Zoʻr TV
- Country: Uzbekistan
- Broadcast area: Uzbekistan
- Headquarters: Tashkent, Uzbekistan

Programming
- Languages: Uzbek Russian
- Picture format: 16:9 HDTV

History
- Launched: 1 March 2017; 9 years ago

Links
- Website: GoTV.uz

= Zoʻr TV =

Uzbek television network

Zoʻr TV is an Uzbek private television channel, broadcasting music, sports and entertainment programming in both Uzbek and Russian languages.

==History==
Zoʻr TV received its license on March 16, 2016, under the control of radio station Vodiy Sadosi. The channel by then had acquired the necessary equipment and work for the building of its studios began. The channel started experimental broadcasts on February 1, 2017, precisely one months later, on March 1, regular broadcasts started. By November, it had become one of the most popular channels according to local surveys, in first place, by 28% of the sampled population.

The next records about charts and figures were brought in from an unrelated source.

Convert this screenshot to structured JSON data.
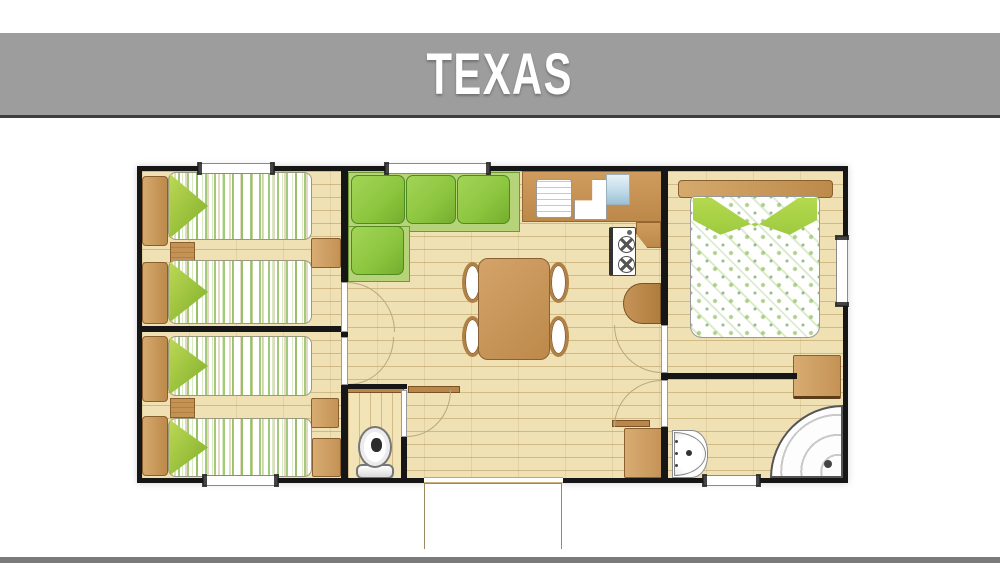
{
  "header": {
    "title": "TEXAS"
  },
  "palette": {
    "banner_bg": "#9d9d9d",
    "banner_edge": "#3f3f3f",
    "title_color": "#ffffff",
    "wall": "#161616",
    "floor": "#efe1b3",
    "floor_line": "#b49a66",
    "wood": "#c49255",
    "wood_dark": "#8a5f2e",
    "wood_light": "#d8ac72",
    "sofa_green": "#8bc53e",
    "sofa_green_dark": "#4e8a1d",
    "sofa_green_light": "#b7d379",
    "pillow_green": "#9cc93f",
    "glass_blue": "#bcd8e6",
    "arc_line": "#b9a87e",
    "porch_edge": "#9a8a60",
    "bottom_bar": "#7b7b7b"
  }
}
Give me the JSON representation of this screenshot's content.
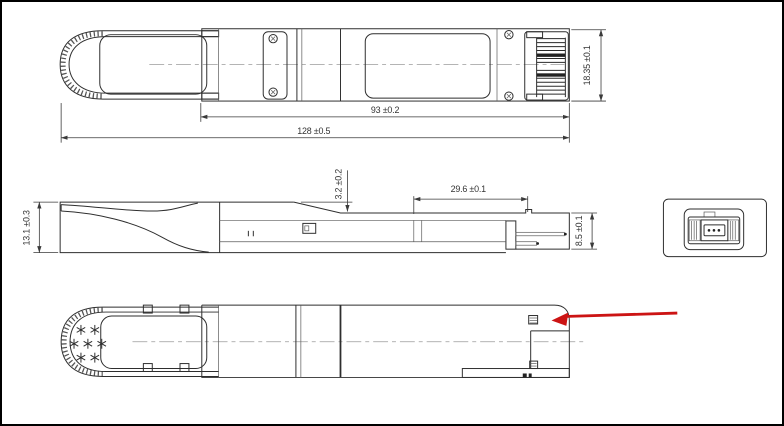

Beginning in 2024, the channel started buying the rights to key football competitions, the first of which being UEFA Euro 2024. Later in the year, it inked further deals with UEFA to carry the Champions League and the Europa League. In March 2025, this was followed by the confirmation of the coverage of the FA Cup.

==Controversies==
On August 14, 2023, channel reporter Nurzodbek Vohidov and cameraman Sardorbek Yuldoshev were physically beaten under the grounds of hooliganism while filming a report about problems in construction work near Tashkent Airport.